La lingua italiana nell’esercito è parte integrante dell’identità nazionale e continuerà ad esserlo anche in futuro.  Grazie all’ottima collaborazione con il Capo dell’esercito e con i suoi stati maggiori, possiamo contare sul loro particolare impegno per continuare a garantire a tutti i militi ticinesi e ai grigionesi di lingua italiana l’istruzione militare nella lingua madre. Per questo scopo, è stato deciso di concentrarsi su incorporazioni specifiche che permettano di raggiungere la necessaria massa critica di rappresentanti italofoni nei tre ambiti di competenza dell’esercito: la difesa, con il gruppo artiglieria 49, la sicurezza, con il battaglione fanteria montagna 30 e l’aiuto sussidiario in caso di catastrofe, con il battaglione salvataggio 3 (l’unico che al momento non fa parte dei corpi di truppa subordinati alla brigata 9).
La scelta di concentrarsi su pochi settori operativi significa poter fare affidamento su istruttori italofoni e creare così le giuste premesse per i nostri militi di poter ambire a una carriera di successo fino a raggiungere le massime cariche. A tale proposito, vorrei ringraziare i brigadieri Maurizio Dattrino, Silvano Barilli e Stefano Mossi e il colonnello di Stato maggiore generale Stefano Laffranchini, nominato dal Consiglio federale brigadiere a partire dal prossimo mese di gennaio.
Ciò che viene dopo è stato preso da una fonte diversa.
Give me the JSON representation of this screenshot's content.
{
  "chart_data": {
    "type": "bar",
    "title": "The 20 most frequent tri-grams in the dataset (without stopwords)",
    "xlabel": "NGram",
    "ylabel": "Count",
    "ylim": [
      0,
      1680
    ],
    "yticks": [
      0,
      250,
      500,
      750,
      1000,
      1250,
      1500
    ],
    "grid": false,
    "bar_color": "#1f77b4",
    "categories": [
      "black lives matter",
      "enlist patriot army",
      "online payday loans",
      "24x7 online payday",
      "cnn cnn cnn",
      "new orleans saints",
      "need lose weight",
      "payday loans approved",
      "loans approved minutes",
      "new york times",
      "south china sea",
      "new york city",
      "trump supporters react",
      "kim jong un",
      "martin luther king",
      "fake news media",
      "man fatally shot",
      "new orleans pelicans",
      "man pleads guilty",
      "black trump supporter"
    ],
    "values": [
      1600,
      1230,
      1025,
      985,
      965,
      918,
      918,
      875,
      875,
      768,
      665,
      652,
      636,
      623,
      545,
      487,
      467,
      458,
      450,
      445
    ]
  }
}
Per me, e come per molti di voi, questo momento ha una forte connotazione emotiva.
La Brigata del Gottardo ha sempre riunito la maggior parte dei militi ticinesi ed è associata alle nostre montagne, ovvero a ciò che più si trova – in senso geografico e simbolico – nel cuore della Svizzera. È inoltre una grande unità trilingue che ingloba più culture e fa della brigata fanteria montagna 9 l’espressione per eccellenza del nostro Stato federale.

Oggi, in questa occasione, siete tutti quadri. Insieme avete contribuito a mantenere operativo il livello dei vostri militi. Dobbiamo ricordare che il passo che ci apprestiamo a intraprendere con l’Ulteriore Sviluppo dell’Esercito, rappresenta un’evoluzione necessaria che consentirà all’Esercito svizzero di rimanere al passo con i tempi in modo flessibile e moderno, far fronte alle minacce e confrontarsi con le nuove sfide.
Non dobbiamo quindi pensare che stiamo chiudendo il libro, bensì stiamo aprendo una nuova pagina orientati al futuro. Accantoniamo dunque il sentimento di nostalgia che coglie un po’ tutti noi. I tempi sono cambiati per tutti, e – a maggior ragione – il mondo grigioverde deve adeguarsi a nuove minacce e necessità.
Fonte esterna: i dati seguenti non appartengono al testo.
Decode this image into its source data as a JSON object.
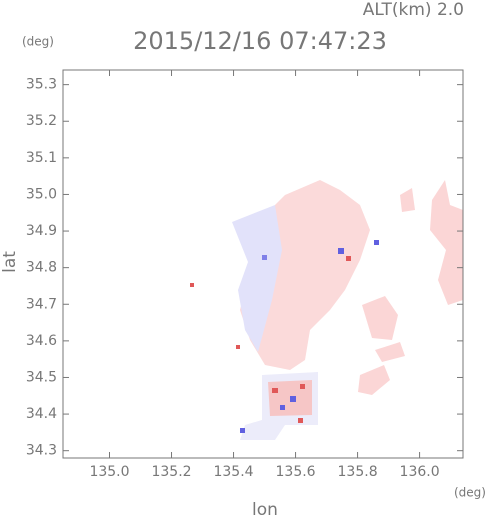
{
  "chart_data": {
    "type": "map",
    "title": "2015/12/16 07:47:23",
    "subtitle": "ALT(km) 2.0",
    "x_label": "lon",
    "y_label": "lat",
    "x_unit": "(deg)",
    "y_unit": "(deg)",
    "xlim": [
      134.85,
      136.14
    ],
    "ylim": [
      34.28,
      35.34
    ],
    "xticks": [
      {
        "value": 135,
        "label": "135.0"
      },
      135.2,
      135.4,
      135.6,
      135.8,
      {
        "value": 136,
        "label": "136.0"
      }
    ],
    "yticks": [
      34.3,
      34.4,
      34.5,
      34.6,
      34.7,
      34.8,
      34.9,
      {
        "value": 35,
        "label": "35.0"
      },
      35.1,
      35.2,
      35.3
    ]
  }
}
La Brigata del Gottardo lascerà un ricordo indelebile in tutti coloro che hanno avuto l’onore di farne parte. Il servizio militare è una tappa fondamentale nella nostra vita; durante i giorni di servizio si creano solide amicizie che continuano a esistere anche al di fuori del contesto militare. Il servizio militare, comunque esso sia vissuto, è un’utile esperienza di vita. Voi quadri, meglio di tutti, conoscete il valore aggiunto impagabile dato dagli insegnamenti che avete ricevuto durante i corsi d’istruzione nell’ambito della condotta e utilizzabili pure nella società civile.
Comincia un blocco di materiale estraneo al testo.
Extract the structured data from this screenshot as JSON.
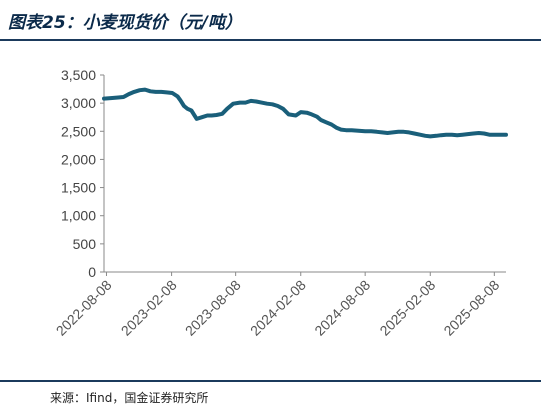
{
  "title": "图表25：小麦现货价（元/吨）",
  "source": "来源：Ifind，国金证券研究所",
  "colors": {
    "line": "#1a5f7a",
    "axis": "#8a8a8a",
    "title": "#0b2a4a",
    "rule": "#1b3a5c"
  },
  "chart_data": {
    "type": "line",
    "title": "",
    "xlabel": "",
    "ylabel": "",
    "ylim": [
      0,
      3500
    ],
    "yticks": [
      0,
      500,
      1000,
      1500,
      2000,
      2500,
      3000,
      3500
    ],
    "ytick_labels": [
      "0",
      "500",
      "1,000",
      "1,500",
      "2,000",
      "2,500",
      "3,000",
      "3,500"
    ],
    "xlim": [
      "2022-08-01",
      "2025-09-10"
    ],
    "xticks": [
      "2022-08-08",
      "2023-02-08",
      "2023-08-08",
      "2024-02-08",
      "2024-08-08",
      "2025-02-08",
      "2025-08-08"
    ],
    "grid": false,
    "legend": "none",
    "series": [
      {
        "x": [
          "2022-08-01",
          "2022-08-20",
          "2022-09-10",
          "2022-09-25",
          "2022-10-10",
          "2022-10-25",
          "2022-11-10",
          "2022-11-25",
          "2022-12-10",
          "2022-12-25",
          "2023-01-10",
          "2023-01-25",
          "2023-02-10",
          "2023-02-25",
          "2023-03-05",
          "2023-03-15",
          "2023-03-25",
          "2023-04-05",
          "2023-04-20",
          "2023-05-05",
          "2023-05-20",
          "2023-06-01",
          "2023-06-15",
          "2023-07-01",
          "2023-07-15",
          "2023-08-01",
          "2023-08-20",
          "2023-09-05",
          "2023-09-20",
          "2023-10-05",
          "2023-10-20",
          "2023-11-05",
          "2023-11-20",
          "2023-12-05",
          "2023-12-20",
          "2024-01-05",
          "2024-01-25",
          "2024-02-08",
          "2024-02-25",
          "2024-03-10",
          "2024-03-25",
          "2024-04-05",
          "2024-04-20",
          "2024-05-05",
          "2024-05-20",
          "2024-06-01",
          "2024-06-15",
          "2024-07-01",
          "2024-07-20",
          "2024-08-08",
          "2024-08-25",
          "2024-09-10",
          "2024-09-25",
          "2024-10-10",
          "2024-10-25",
          "2024-11-10",
          "2024-11-25",
          "2024-12-10",
          "2024-12-25",
          "2025-01-10",
          "2025-01-25",
          "2025-02-08",
          "2025-02-25",
          "2025-03-10",
          "2025-03-25",
          "2025-04-10",
          "2025-04-25",
          "2025-05-10",
          "2025-05-25",
          "2025-06-10",
          "2025-06-25",
          "2025-07-10",
          "2025-07-25",
          "2025-08-08",
          "2025-08-25",
          "2025-09-10"
        ],
        "y": [
          3080,
          3090,
          3100,
          3110,
          3160,
          3200,
          3230,
          3240,
          3210,
          3200,
          3200,
          3190,
          3180,
          3120,
          3050,
          2950,
          2900,
          2870,
          2720,
          2750,
          2780,
          2780,
          2790,
          2810,
          2900,
          2990,
          3010,
          3010,
          3040,
          3030,
          3010,
          2990,
          2980,
          2950,
          2900,
          2800,
          2780,
          2840,
          2830,
          2800,
          2760,
          2700,
          2660,
          2620,
          2560,
          2530,
          2520,
          2520,
          2510,
          2500,
          2500,
          2490,
          2480,
          2470,
          2480,
          2490,
          2490,
          2480,
          2460,
          2440,
          2420,
          2410,
          2420,
          2430,
          2440,
          2440,
          2430,
          2440,
          2450,
          2460,
          2470,
          2460,
          2440,
          2440,
          2440,
          2440
        ]
      }
    ]
  }
}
Ribadisco dunque quanto detto in precedenza: guardiamo avanti. Sono certo che come militari svizzeri, e come italofoni, continueremo a rappresentare al meglio la nostra Svizzera: democratica, indipendente, libera e sicura.

Viva la Svizzera
Viva il nostro Esercito di milizia
Viva la brigata fanteria montagna 9

Rafforzati i servizi online del settore dei registri

Rafforzati i servizi online del settore dei registri

Il Dipartimento delle istituzioni annuncia ulteriori miglioramenti della propria offerta di servizi in formato digitale. A partire da oggi è stata infatti rinnovata la pagina web concernente la modulistica del settore dei registri. Un rafforzamento dello sportello virtuale teso ad accrescere la qualità del servizio assicurato agli addetti ai lavori e alla cittadinanza.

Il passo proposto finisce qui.